Linux Containers, which docker makes use of, are more like creating a "clone" of the currently running operating system with a boxed-in filesystem (and device-space?).

You can't run a Windows container on a Linux host; neither can you run a Solaris container on a Linux host; ad nausium.

With VMs, you can run whatever you want on whatever you want, assuming the processor architecture is compatible.




> Linux Containers, which docker makes use of, are more like creating a "clone" of the currently running operating system with a boxed-in filesystem (and device-space?).

This is not accurate. I am currently running an Ubuntu Docker host, but a CentOS 6.4 based container, a Gentoo container, and a busybox container.

As stated elsewhere in this thread, which I encourage you to read, Docker aims to solve problems that exist in container technologies across kernels by taking advantage of their strengths (Docker does not aim to replace libvirt/lxc/jails/zones) but instead to build abstractions on top of them for better building, management, discovery, and scale.


It's 100% accurate.

In your "counter-example", you're running four different userspaces/distributions on the same operating system kernel.

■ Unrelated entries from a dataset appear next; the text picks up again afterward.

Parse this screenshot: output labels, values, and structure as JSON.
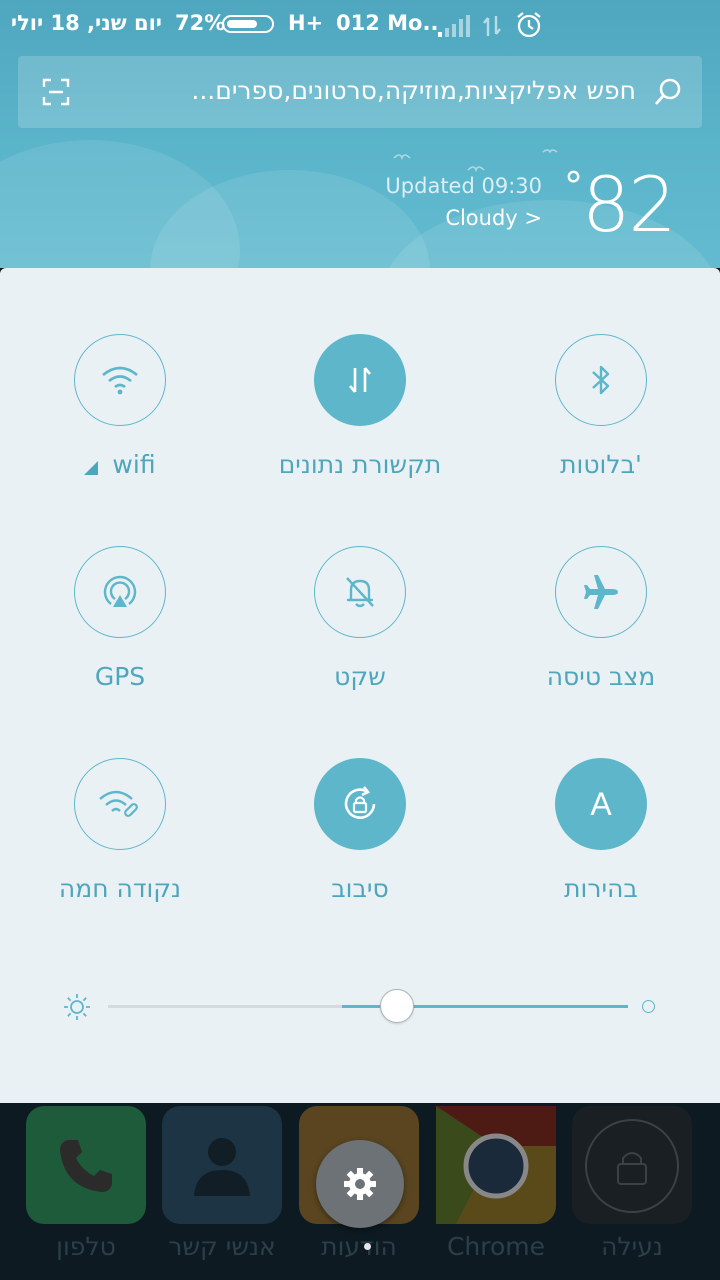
{
  "status_bar": {
    "date": "יום שני, 18 יולי",
    "battery_percent_text": "72%",
    "battery_level": 0.72,
    "network_type": "H+",
    "carrier": "012 Mo.."
  },
  "search": {
    "placeholder": "חפש אפליקציות,מוזיקה,סרטונים,ספרים..."
  },
  "weather": {
    "updated": "Updated 09:30",
    "condition": "Cloudy >",
    "temperature": "82",
    "degree_symbol": "°"
  },
  "tiles": [
    {
      "label": "wifi",
      "icon": "wifi-icon",
      "active": false
    },
    {
      "label": "תקשורת נתונים",
      "icon": "data-transfer-icon",
      "active": true
    },
    {
      "label": "בלוטות'",
      "icon": "bluetooth-icon",
      "active": false
    },
    {
      "label": "GPS",
      "icon": "gps-icon",
      "active": false
    },
    {
      "label": "שקט",
      "icon": "bell-muted-icon",
      "active": false
    },
    {
      "label": "מצב טיסה",
      "icon": "airplane-icon",
      "active": false
    },
    {
      "label": "נקודה חמה",
      "icon": "hotspot-icon",
      "active": false
    },
    {
      "label": "סיבוב",
      "icon": "rotation-lock-icon",
      "active": true
    },
    {
      "label": "בהירות",
      "icon": "auto-brightness-icon",
      "active": true,
      "glyph": "A"
    }
  ],
  "brightness": {
    "level_fraction": 0.55
  },
  "dock": [
    {
      "label": "טלפון",
      "icon": "phone-icon",
      "color": "#1d5b3a"
    },
    {
      "label": "אנשי קשר",
      "icon": "contacts-icon",
      "color": "#1c3443"
    },
    {
      "label": "הודעות",
      "icon": "messages-icon",
      "color": "#5a4520"
    },
    {
      "label": "Chrome",
      "icon": "chrome-icon",
      "color": "#5a4a1a"
    },
    {
      "label": "נעילה",
      "icon": "lock-icon",
      "color": "#1a1f23"
    }
  ],
  "colors": {
    "accent": "#5eb6cb",
    "header": "#5ab4ca",
    "panel": "#e9f1f4"
  }
}
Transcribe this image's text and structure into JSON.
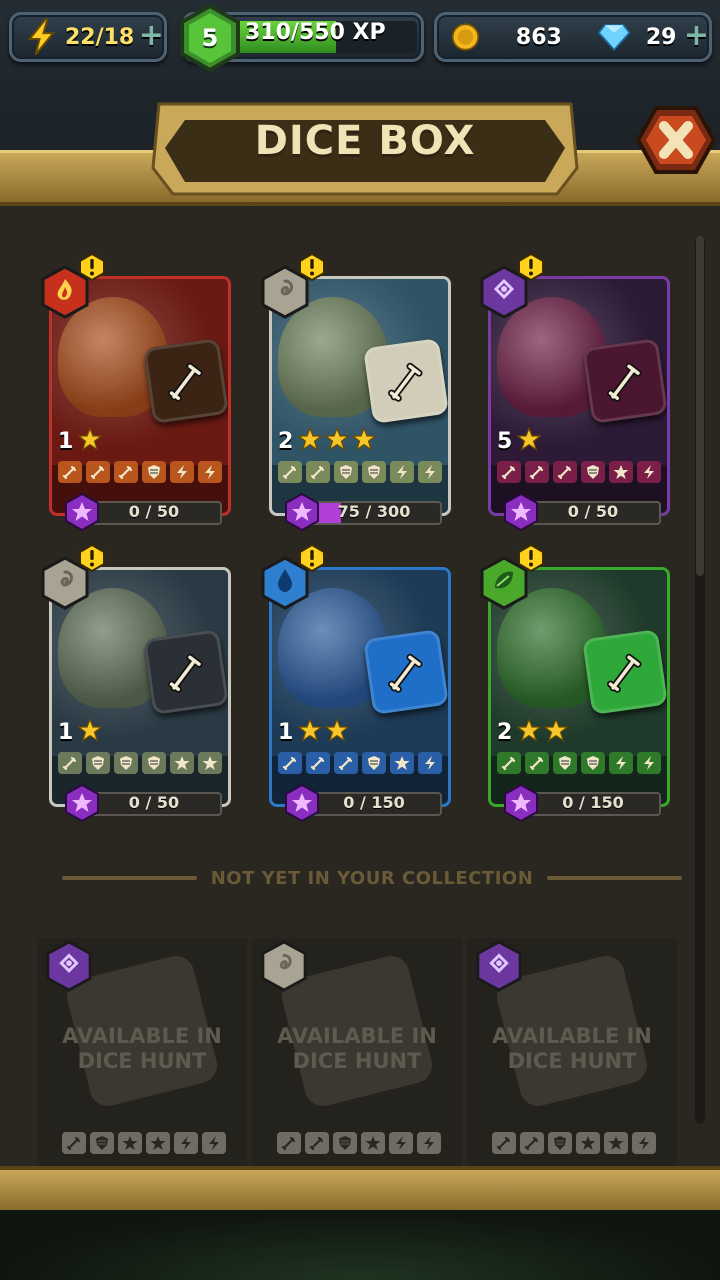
{
  "hud": {
    "energy": "22/18",
    "level": "5",
    "xp_label": "310/550 XP",
    "xp_progress": 0.56,
    "coins": "863",
    "gems": "29"
  },
  "header": {
    "title": "DICE BOX"
  },
  "cards": [
    {
      "level": "1",
      "stars": 1,
      "progress": "0 / 50",
      "fill": 0.0,
      "faces": [
        "sword",
        "sword",
        "sword",
        "shield",
        "bolt",
        "bolt"
      ],
      "element": "fire",
      "colors": {
        "frame": "#c0302a",
        "art": "#6a1a12",
        "face": "#b8561d",
        "die": "#3b2414",
        "badge": "#c8301e"
      }
    },
    {
      "level": "2",
      "stars": 3,
      "progress": "75 / 300",
      "fill": 0.25,
      "faces": [
        "sword",
        "sword",
        "shield",
        "shield",
        "bolt",
        "bolt"
      ],
      "element": "neutral",
      "colors": {
        "frame": "#c8c8c0",
        "art": "#2f5466",
        "face": "#7a8a5a",
        "die": "#d2cdb8",
        "badge": "#a8a393"
      }
    },
    {
      "level": "5",
      "stars": 1,
      "progress": "0 / 50",
      "fill": 0.0,
      "faces": [
        "sword",
        "sword",
        "sword",
        "shield",
        "star",
        "bolt"
      ],
      "element": "dark",
      "colors": {
        "frame": "#7a3aa8",
        "art": "#2d1a36",
        "face": "#7a1f48",
        "die": "#4a1630",
        "badge": "#6d37a0"
      }
    },
    {
      "level": "1",
      "stars": 1,
      "progress": "0 / 50",
      "fill": 0.0,
      "faces": [
        "sword",
        "shield",
        "shield",
        "shield",
        "star",
        "star"
      ],
      "element": "neutral",
      "colors": {
        "frame": "#c8c8c0",
        "art": "#2a3a44",
        "face": "#6a7a5a",
        "die": "#2a3035",
        "badge": "#a8a393"
      }
    },
    {
      "level": "1",
      "stars": 2,
      "progress": "0 / 150",
      "fill": 0.0,
      "faces": [
        "sword",
        "sword",
        "sword",
        "shield",
        "star",
        "bolt"
      ],
      "element": "water",
      "colors": {
        "frame": "#2a78c8",
        "art": "#1d3a56",
        "face": "#2a5fa8",
        "die": "#1f6fc8",
        "badge": "#2f7fd0"
      }
    },
    {
      "level": "2",
      "stars": 2,
      "progress": "0 / 150",
      "fill": 0.0,
      "faces": [
        "sword",
        "sword",
        "shield",
        "shield",
        "bolt",
        "bolt"
      ],
      "element": "nature",
      "colors": {
        "frame": "#3aa82a",
        "art": "#1f3a2a",
        "face": "#2f7a2a",
        "die": "#2fa83a",
        "badge": "#4aa82a"
      }
    }
  ],
  "divider": {
    "label": "NOT YET IN YOUR COLLECTION"
  },
  "locked": [
    {
      "text_line1": "AVAILABLE IN",
      "text_line2": "DICE HUNT",
      "element": "dark",
      "faces": [
        "sword",
        "shield",
        "star",
        "star",
        "bolt",
        "bolt"
      ]
    },
    {
      "text_line1": "AVAILABLE IN",
      "text_line2": "DICE HUNT",
      "element": "neutral",
      "faces": [
        "sword",
        "sword",
        "shield",
        "star",
        "bolt",
        "bolt"
      ]
    },
    {
      "text_line1": "AVAILABLE IN",
      "text_line2": "DICE HUNT",
      "element": "dark",
      "faces": [
        "sword",
        "sword",
        "shield",
        "star",
        "star",
        "bolt"
      ]
    }
  ]
}
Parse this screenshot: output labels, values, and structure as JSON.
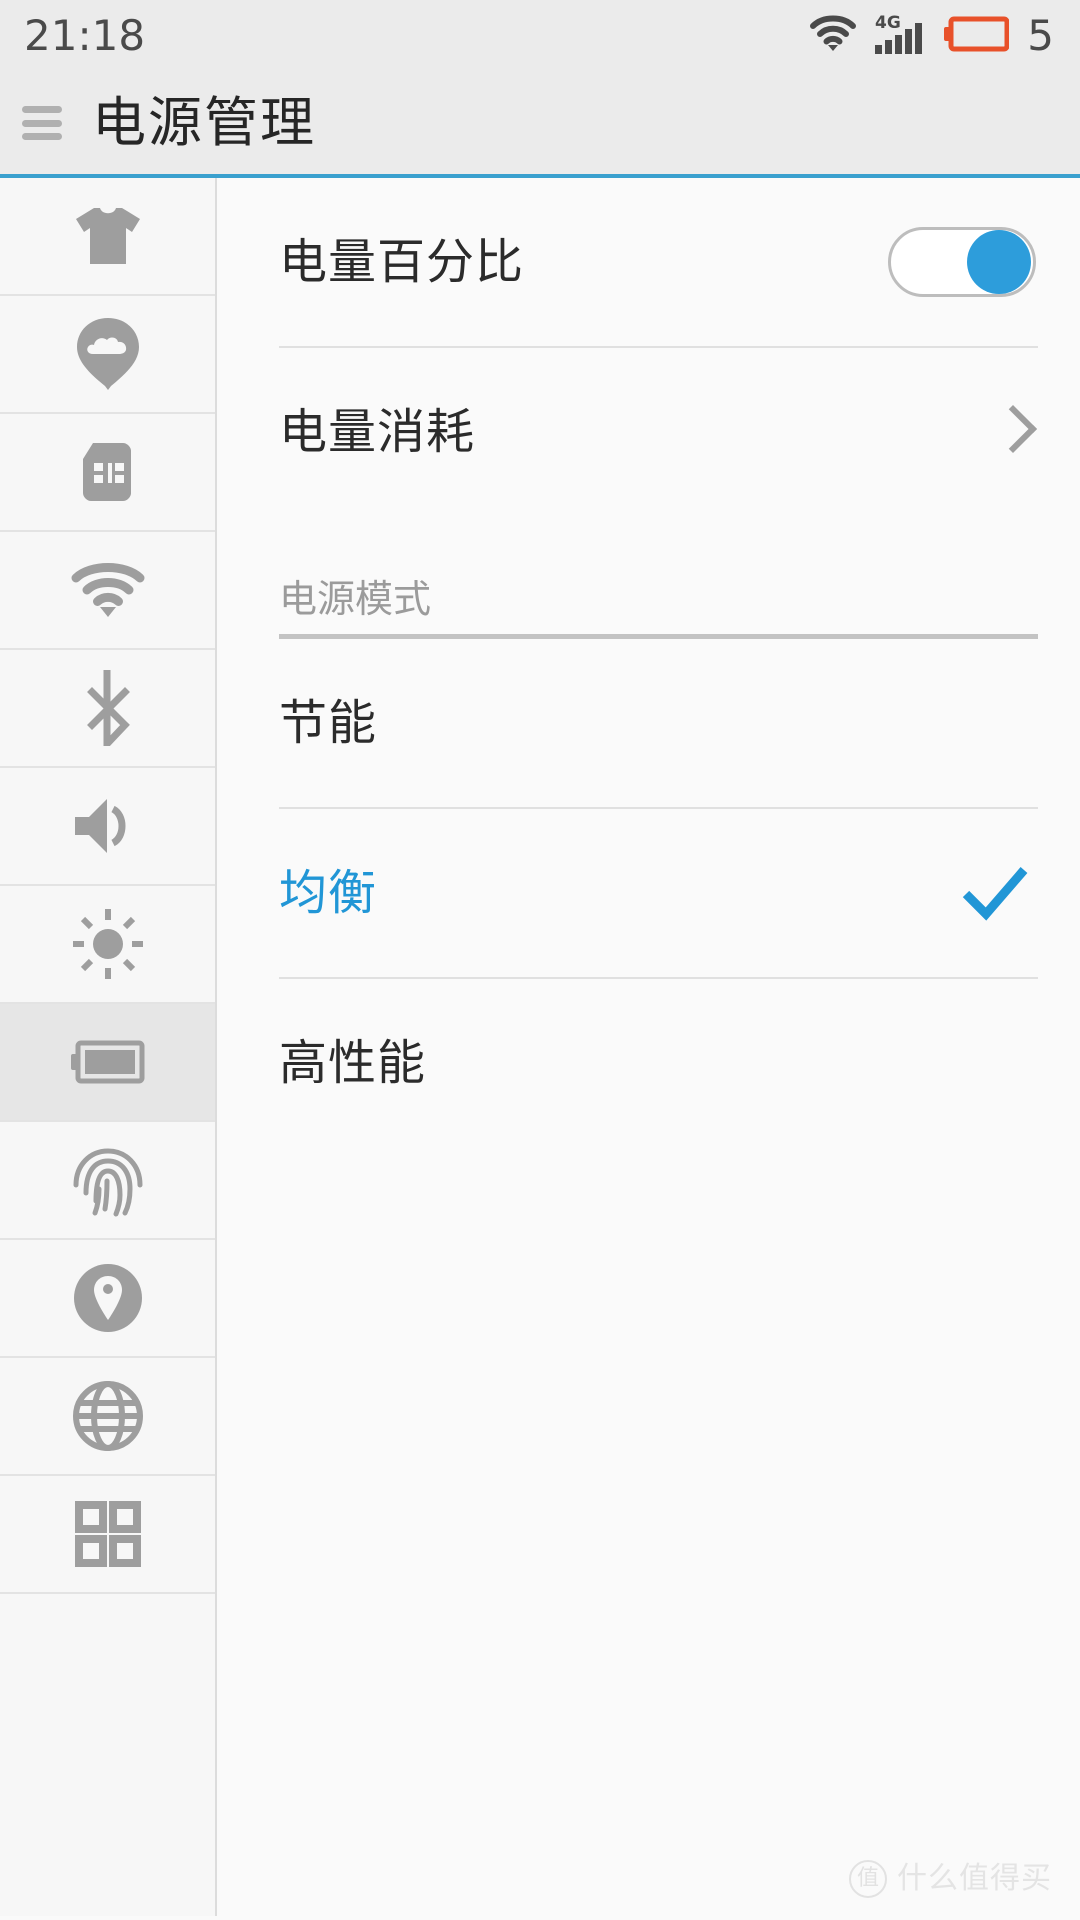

You could have posted a useful clarification to my comment (e.g. "but you _can_ run different Linux distributions!") but instead have chosen to be condescending and inaccurate.


Sorry, just read this response. I fail to find the place that I was condescending and assure you that was not my intent.

My only comment was in response to 'creating a "clone" of the currently running operating system.' Which is not, in any sense, accurate.

What is shared, as you correctly point out (and I do not refute) is that kernel and devices are not virtualized per container. So you're absolutely right, it's not like a VM. And it does break down, but none of that has to do with the part where your statement is incorrect, which I've addressed and expanded upon.